As personal blogs go, Ian Truelove’s (Cubist Scarborough in Second Life®) is almost buoyant with optimism and analysis of all the inherent possibilities and joys of virtual worlds, and that’s very good news, because he’s an educator and he’s teaching 100+ students at a time, often introducing them to Second Life for the first time. He is Principal Lecturer (Technology Enhanced Learning) at the Leeds School of Contemporary Art and Graphic Design, in the Faculty of Arts & Society.

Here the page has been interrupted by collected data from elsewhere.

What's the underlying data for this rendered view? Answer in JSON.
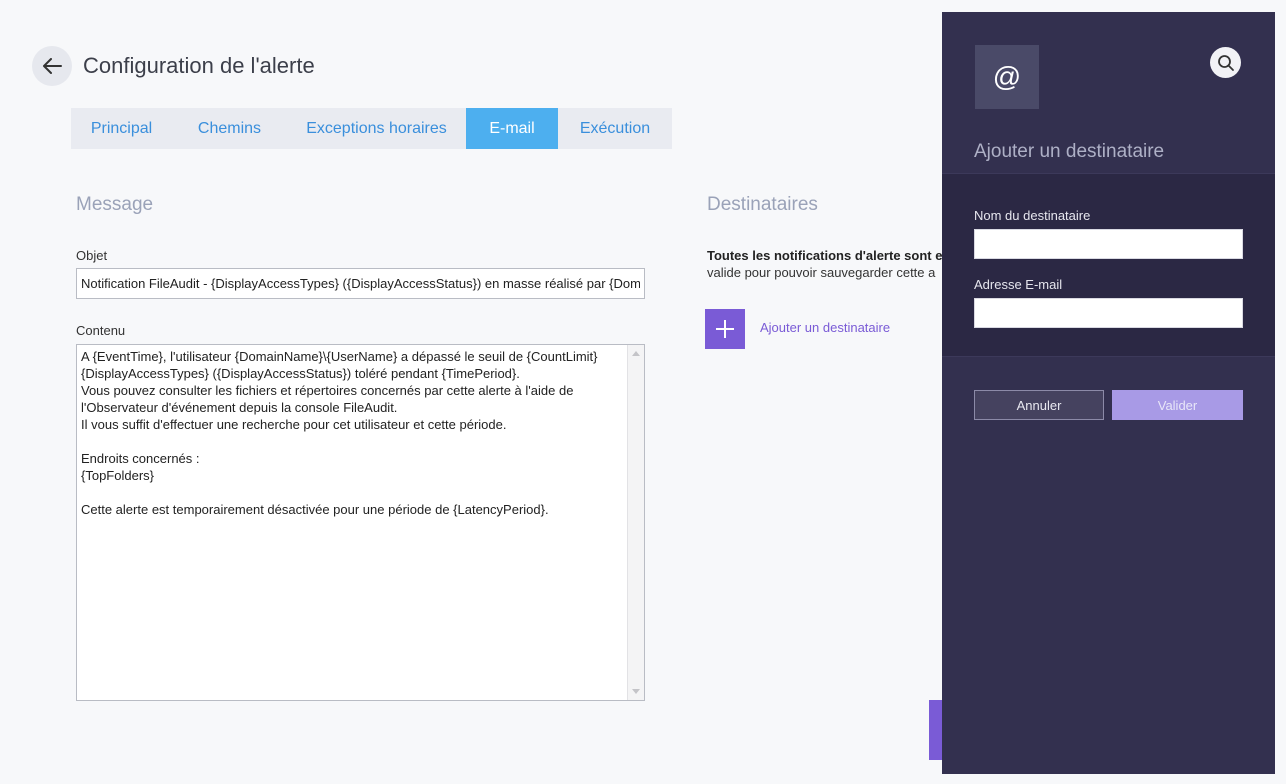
{
  "header": {
    "title": "Configuration de l'alerte",
    "back_icon": "arrow-left-icon"
  },
  "tabs": [
    {
      "label": "Principal",
      "active": false
    },
    {
      "label": "Chemins",
      "active": false
    },
    {
      "label": "Exceptions horaires",
      "active": false
    },
    {
      "label": "E-mail",
      "active": true
    },
    {
      "label": "Exécution",
      "active": false
    }
  ],
  "message": {
    "section_title": "Message",
    "subject_label": "Objet",
    "subject_value": "Notification FileAudit - {DisplayAccessTypes} ({DisplayAccessStatus}) en masse réalisé par {DomainName}\\{UserName}",
    "content_label": "Contenu",
    "content_value": "A {EventTime}, l'utilisateur {DomainName}\\{UserName} a dépassé le seuil de {CountLimit}\n{DisplayAccessTypes} ({DisplayAccessStatus}) toléré pendant {TimePeriod}.\nVous pouvez consulter les fichiers et répertoires concernés par cette alerte à l'aide de\nl'Observateur d'événement depuis la console FileAudit.\nIl vous suffit d'effectuer une recherche pour cet utilisateur et cette période.\n\nEndroits concernés :\n{TopFolders}\n\nCette alerte est temporairement désactivée pour une période de {LatencyPeriod}."
  },
  "recipients": {
    "section_title": "Destinataires",
    "notice_bold": "Toutes les notifications d'alerte sont e",
    "notice_text": "valide pour pouvoir sauvegarder cette a",
    "add_label": "Ajouter un destinataire",
    "add_icon": "plus-icon"
  },
  "panel": {
    "icon": "@",
    "title": "Ajouter un destinataire",
    "name_label": "Nom du destinataire",
    "name_value": "",
    "email_label": "Adresse E-mail",
    "email_value": "",
    "cancel_label": "Annuler",
    "validate_label": "Valider",
    "search_icon": "search-icon"
  },
  "colors": {
    "accent_tab": "#4dafef",
    "purple": "#7a5bd6",
    "panel_bg": "#33304f"
  }
}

Cubist makes three-dimensional holograms of people's Real Life faces. Here is one of himself

Ian (Cubist in Second Life) is watching you everywhere on the Leeds Met sim

His blog reads like a private journal at times and is chock full of insights and deliberations he has with himself and has siphoned off onto the web in a way that we might all consider and possibly benefit from… simply one of the best uses of a blog I’ve run into in a very long time. Ian expounds on the dichotomy of dealing with people in public and private spaces, both in Real Life and in Second Life. He defines and deconstructs the virtual studio. It’s a fascinating stockpile of thoughtful documents pertaining to education, Second Life, OpenSim and a project between Oxford, Leeds Metropolitan and Kings College London called Open Habitat that took place earlier this year and set out to explore how Multi User Virtual Environments (MUVEs) can be used in Higher Education.

Ian's sculptures make it possible for you to get inside his head

Ian also designed the accompanying Open Habitat magazine that serves as a repository for vast quantities of data that the universities collected working with art and design and philosophy students, including surveys, blogposts and chatlogs.

But what I simply cannot wait to share with you is a document called The Manual: Second Life edition, a collection of micro-projects created by lecturers from the School of Contemporary Art & Graphic Design at Leeds Metropolitan University that Ian adapted for Second Life as part of the Open Habitat project. You’ll find different versions, including a cut-out one with instructions for folding it, a text version, and even an iPhone version here.

The Manual: Second Life edition, in Second Life

While Ian asks that we keep all 81 tasks together with the CC license text, he did allow me to share a few of them with you, just this once, to give you a taste:

# 5 Find some gesture animations and practice using them somewhere on your own. Work out a physical comedy routine and perform it to your friends.

# 6 Find a freebie stall on the mainland. Grab 12 small objects that have something in common. Arrange all of your objects into a sequence.

# 7 Build one or more of the following:
The beginning of the world
The end of the world
A self-portrait that includes your full body
Something that happened at breakfast
An image from a recent dream
Something that has yet to happen to you

# 8 Start a cult. Establish rituals. Create a meeting place. Meet.

If this isn’t a formula for discovery and enjoyment of one’s virtual life, I don’t know what is. I believe every single newbie in Second Life should be handed a copy.

You can visit the in-world version of this document and take the notecard form of it by teleporting directly from here.


Ian Truelove : Cubist Scarborough said...

Thanks for the post Bettina. I must give special credit to Kisa Naumova, Paz Lorenz and StevenW Bohm for contributing many of the SL specific tasks to this version of the manual.